Se mi seguite sapete che io adoro il personaggio di Poirot e ciò che mi piace in lui è la sua unicità che a più di cento anni ancora lo eleva. Poirot getta le basi per lo stereotipo dell’investigatore eccentrico (che oggi ritroviamo in molte serie tv), intelligentissimo, ma enormemente fastidioso. Questo personaggio non è quello che oggi chiameremmo un action man; è un ometto buffo, dai modi distinti e fastidiosamente presuntuoso, dotato di acume e sarcasmo e che spesso manca di tatto verso gli altri.
Un eroe antipatico che affascina per la sua mente brillante.

La scelta di affidare la narrazione agli occhi ingenui di Hastings aggiunge quel tocco in più perché il caro capitano ci devia con le sue considerazioni distraendoci dai fatti, così quando Poirot lo riprende anche il lettore viene sgridato per essersi fatto fuorviare. Scovare il colpevole prima del finale è una vera impresa, ma è anche ciò che tiene incollati alle pagine.
E ve lo dice una che il libro lo aveva già letto!

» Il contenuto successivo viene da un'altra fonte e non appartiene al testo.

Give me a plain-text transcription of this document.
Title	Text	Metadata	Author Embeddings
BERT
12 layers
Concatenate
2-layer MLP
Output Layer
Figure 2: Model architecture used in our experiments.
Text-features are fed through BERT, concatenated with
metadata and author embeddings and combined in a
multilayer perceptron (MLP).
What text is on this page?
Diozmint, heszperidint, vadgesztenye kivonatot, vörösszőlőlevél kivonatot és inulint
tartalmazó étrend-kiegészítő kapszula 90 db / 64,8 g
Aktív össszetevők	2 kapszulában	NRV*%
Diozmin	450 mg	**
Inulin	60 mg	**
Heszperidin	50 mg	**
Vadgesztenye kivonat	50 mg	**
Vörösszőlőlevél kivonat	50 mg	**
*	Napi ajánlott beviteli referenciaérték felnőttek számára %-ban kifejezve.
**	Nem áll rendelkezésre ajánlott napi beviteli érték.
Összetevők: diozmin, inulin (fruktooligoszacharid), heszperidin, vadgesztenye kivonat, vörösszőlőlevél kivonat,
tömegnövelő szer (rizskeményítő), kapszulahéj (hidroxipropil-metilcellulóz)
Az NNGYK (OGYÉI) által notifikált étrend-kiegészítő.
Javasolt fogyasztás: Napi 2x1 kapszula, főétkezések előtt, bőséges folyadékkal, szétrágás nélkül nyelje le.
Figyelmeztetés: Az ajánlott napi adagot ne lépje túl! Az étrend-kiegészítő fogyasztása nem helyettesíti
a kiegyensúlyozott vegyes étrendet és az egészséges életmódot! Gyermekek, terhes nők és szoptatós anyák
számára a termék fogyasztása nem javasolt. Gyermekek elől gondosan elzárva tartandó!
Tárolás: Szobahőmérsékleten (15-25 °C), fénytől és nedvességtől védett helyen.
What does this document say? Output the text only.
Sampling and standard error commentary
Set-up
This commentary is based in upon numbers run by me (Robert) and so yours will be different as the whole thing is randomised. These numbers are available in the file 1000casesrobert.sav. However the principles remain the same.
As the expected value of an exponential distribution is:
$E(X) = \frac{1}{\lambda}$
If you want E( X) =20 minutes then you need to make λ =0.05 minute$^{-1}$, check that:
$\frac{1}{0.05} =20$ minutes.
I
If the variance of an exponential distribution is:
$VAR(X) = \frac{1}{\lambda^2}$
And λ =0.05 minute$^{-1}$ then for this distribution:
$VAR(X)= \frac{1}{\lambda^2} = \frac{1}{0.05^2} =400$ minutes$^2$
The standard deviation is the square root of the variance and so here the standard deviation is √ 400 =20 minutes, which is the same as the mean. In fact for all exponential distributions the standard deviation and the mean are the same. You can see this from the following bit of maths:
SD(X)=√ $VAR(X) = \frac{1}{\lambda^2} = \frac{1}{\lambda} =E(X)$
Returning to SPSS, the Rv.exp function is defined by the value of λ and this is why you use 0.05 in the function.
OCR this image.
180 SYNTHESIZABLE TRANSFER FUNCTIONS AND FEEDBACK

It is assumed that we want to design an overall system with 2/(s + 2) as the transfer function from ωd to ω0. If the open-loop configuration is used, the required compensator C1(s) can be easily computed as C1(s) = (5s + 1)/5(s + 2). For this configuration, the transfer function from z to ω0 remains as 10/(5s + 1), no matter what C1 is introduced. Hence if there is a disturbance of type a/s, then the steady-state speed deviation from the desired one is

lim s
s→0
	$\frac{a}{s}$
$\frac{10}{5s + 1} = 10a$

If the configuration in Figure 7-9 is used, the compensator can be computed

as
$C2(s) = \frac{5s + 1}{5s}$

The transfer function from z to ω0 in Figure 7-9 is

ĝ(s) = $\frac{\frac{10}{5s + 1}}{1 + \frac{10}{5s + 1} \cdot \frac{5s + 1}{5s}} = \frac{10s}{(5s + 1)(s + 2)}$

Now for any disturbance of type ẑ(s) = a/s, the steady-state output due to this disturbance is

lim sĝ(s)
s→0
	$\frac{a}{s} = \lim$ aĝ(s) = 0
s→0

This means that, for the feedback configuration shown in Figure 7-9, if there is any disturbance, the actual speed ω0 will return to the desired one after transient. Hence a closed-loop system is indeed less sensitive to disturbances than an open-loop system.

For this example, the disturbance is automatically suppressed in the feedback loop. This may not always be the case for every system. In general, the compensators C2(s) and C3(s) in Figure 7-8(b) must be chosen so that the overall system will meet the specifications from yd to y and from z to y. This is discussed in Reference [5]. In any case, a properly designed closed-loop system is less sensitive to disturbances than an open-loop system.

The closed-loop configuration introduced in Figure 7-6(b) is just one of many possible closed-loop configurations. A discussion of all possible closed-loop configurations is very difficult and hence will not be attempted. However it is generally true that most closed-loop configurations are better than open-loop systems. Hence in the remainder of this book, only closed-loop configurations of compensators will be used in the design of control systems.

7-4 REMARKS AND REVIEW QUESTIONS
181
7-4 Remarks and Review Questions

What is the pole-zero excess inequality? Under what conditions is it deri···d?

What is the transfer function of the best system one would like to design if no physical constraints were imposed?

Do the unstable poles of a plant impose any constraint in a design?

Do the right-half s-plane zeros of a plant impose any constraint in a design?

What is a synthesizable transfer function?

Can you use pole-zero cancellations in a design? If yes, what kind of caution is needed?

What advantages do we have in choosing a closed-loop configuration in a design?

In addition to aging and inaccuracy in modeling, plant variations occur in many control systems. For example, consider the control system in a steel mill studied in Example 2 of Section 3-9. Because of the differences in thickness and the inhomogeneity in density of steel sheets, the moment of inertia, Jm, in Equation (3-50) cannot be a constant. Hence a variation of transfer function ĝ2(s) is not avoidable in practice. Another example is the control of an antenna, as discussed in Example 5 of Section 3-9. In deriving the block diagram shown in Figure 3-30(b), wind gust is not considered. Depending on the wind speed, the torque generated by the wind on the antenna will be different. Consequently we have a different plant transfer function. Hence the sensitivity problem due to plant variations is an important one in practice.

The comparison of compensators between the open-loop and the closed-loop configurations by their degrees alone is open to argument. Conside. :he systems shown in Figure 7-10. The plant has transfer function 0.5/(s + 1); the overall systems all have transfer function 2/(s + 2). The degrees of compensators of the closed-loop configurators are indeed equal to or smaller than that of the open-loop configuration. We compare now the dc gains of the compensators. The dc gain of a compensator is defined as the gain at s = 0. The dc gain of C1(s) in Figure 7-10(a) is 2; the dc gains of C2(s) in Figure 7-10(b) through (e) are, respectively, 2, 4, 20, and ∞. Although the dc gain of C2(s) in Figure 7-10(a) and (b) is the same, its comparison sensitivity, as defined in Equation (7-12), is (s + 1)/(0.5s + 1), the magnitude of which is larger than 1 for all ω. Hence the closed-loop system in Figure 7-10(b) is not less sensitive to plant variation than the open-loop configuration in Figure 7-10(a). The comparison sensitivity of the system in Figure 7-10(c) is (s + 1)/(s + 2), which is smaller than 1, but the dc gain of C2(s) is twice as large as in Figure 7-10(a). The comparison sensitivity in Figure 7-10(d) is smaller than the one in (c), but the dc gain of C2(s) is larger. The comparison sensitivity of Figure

Riguardo al finale una piccola curiosità.
Nell’edizione che ho letto sono presenti due conclusioni: quello classico che andò in stampa e quello originale, ovvero quello che l’editore chiese alla Christie di cambiare creando così un tipo di finale che ancora oggi tiene banco su libri e serie tv.
Non entro nel merito della trama perché pur essendo un libro di quasi un secolo fa svelare il finale di un giallo è pura cattiveria 😈 ma l’idea di tenere il monologo finale in quella che oggi conosciamo come una situazione classica dove il detective riunisce i colpevoli e spiega come si sono svolte le cose, ecco quello è merito della Christie e del suo Monsieur Poirot.
Nel finale originale la scena si svolgeva in tribunale con l’investigatore belga alla sbarra per testimoniare, ma avendo letto entrambe le versioni posso assicurarvi che quella “ufficiale” funziona assai meglio. In un’aula il monologo risulta poco credibile perché il ruolo centrale dovrebbe andare all’avvocato che interroga e non al teste, mentre all’interno del salotto della tenuta inglese c’è tutto lo spazio per dare risalto al momento di trionfo di Poirot, perché diciamolo ad Hercule piace la drammaticità della rivelazione finale, essere al centro dell’attenzione, tenendo il suo pubblico col fiato sospeso.

Per chi ama i gialli Poirot a Style è un delitto costruito con astuzia, un classico di questo genere da leggere assolutamente.